Avec la modestie qui s’impose, les producteurs de Vertigo Films comparent cette séquelle inhabituelle (le lien avec Monsters reste très ténu, le design même des créatures ayant évolué) à un Démineurs peuplé d’aliens, ce qui s’avère par ailleurs être une description très alléchante. Premiers verdicts attendus en septembre, date de sortie anglaise prévue de ce Monsters : Dark Continent.
Afflicted
Trichons un peu pour finir avec les définitions du genre, puisque Afflicted, film de contagion par essence, penche en partie vers l’horreur dans sa deuxième partie. Ce film canadien repose totalement sur les épaules de deux potes, Derek Lee and Clif Prowse, qui sont à la fois les auteurs, réalisateurs et comédiens principaux de ce found footage plus malin que la moyenne, remarqué à Toronto où il a reçu le prix du meilleur premier film. Avec les moyens du bord (quelques emprunts à des amis et à la famille, en gros), Lee et Prowse sont partis filmer un Euro Trip partant horriblement en vrille, jouant deux amis, dont l’un souffre d’une maladie cérébrale, qui visitent les grandes capitales du continent. Malheureusement, l’ami Derek contracte bientôt une maladie mystérieuse, qui transforme le souvenir vidéo-filmé en devenir en chronique sous haute tension d’une mutation improbable et terrifiante.

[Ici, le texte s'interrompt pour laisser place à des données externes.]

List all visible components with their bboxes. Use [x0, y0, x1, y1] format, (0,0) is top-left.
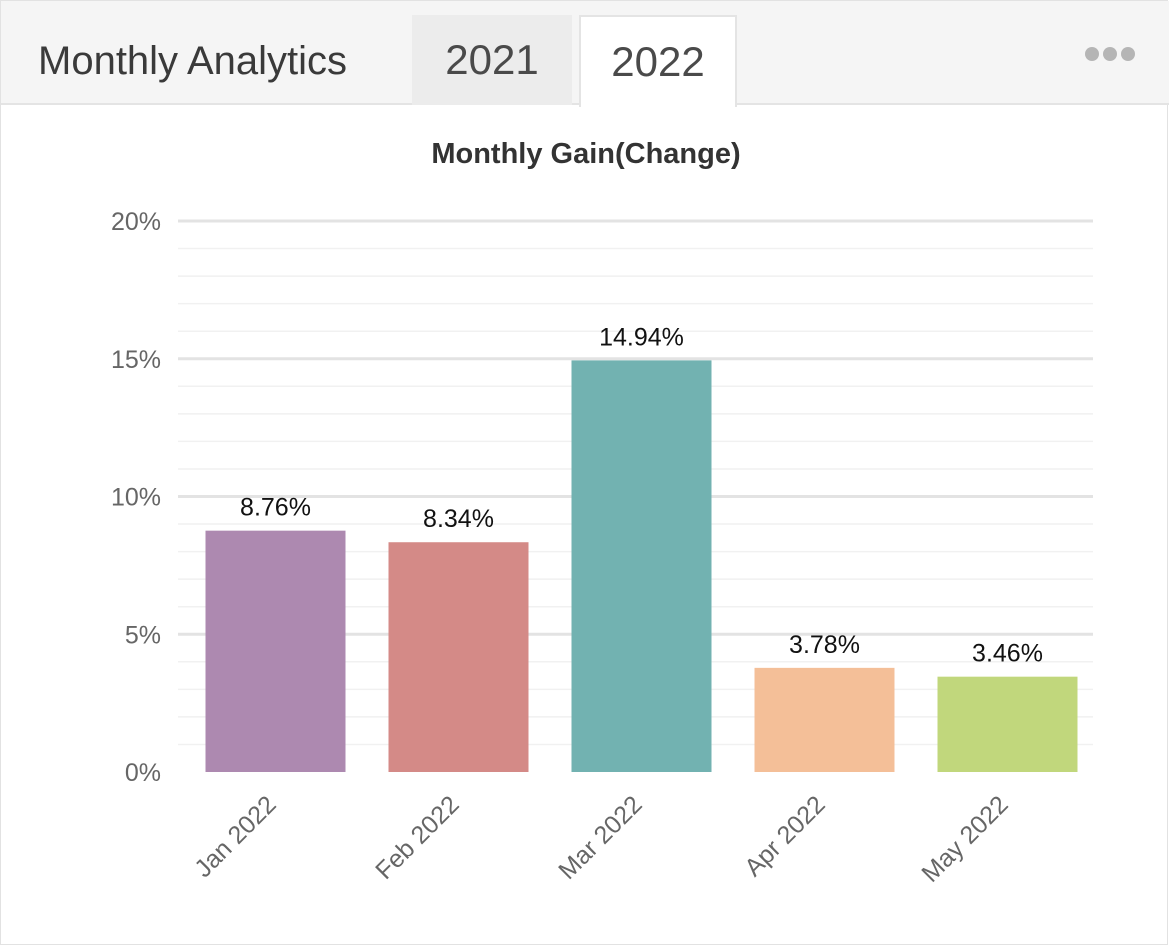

Considérant le budget qui était à leur disposition, Afflicted, dès son impressionnant trailer, sort clairement du lot des affligeants found footage pullulant sur le marché de la vidéo. Dans un style qui n’est pas sans évoquer un Chronicle sous amphétamines, le duo canadien a redoublé d’imagination pour offrir un concentré de séquence choc projetant pour une fois le spectateur au cœur de l’action sans lui donner constamment envie de vomir. Sorti en avril en Amérique du Nord, Afflicted attend encore son heure de gloire sur notre vieux continent. Mais pourquoi ?!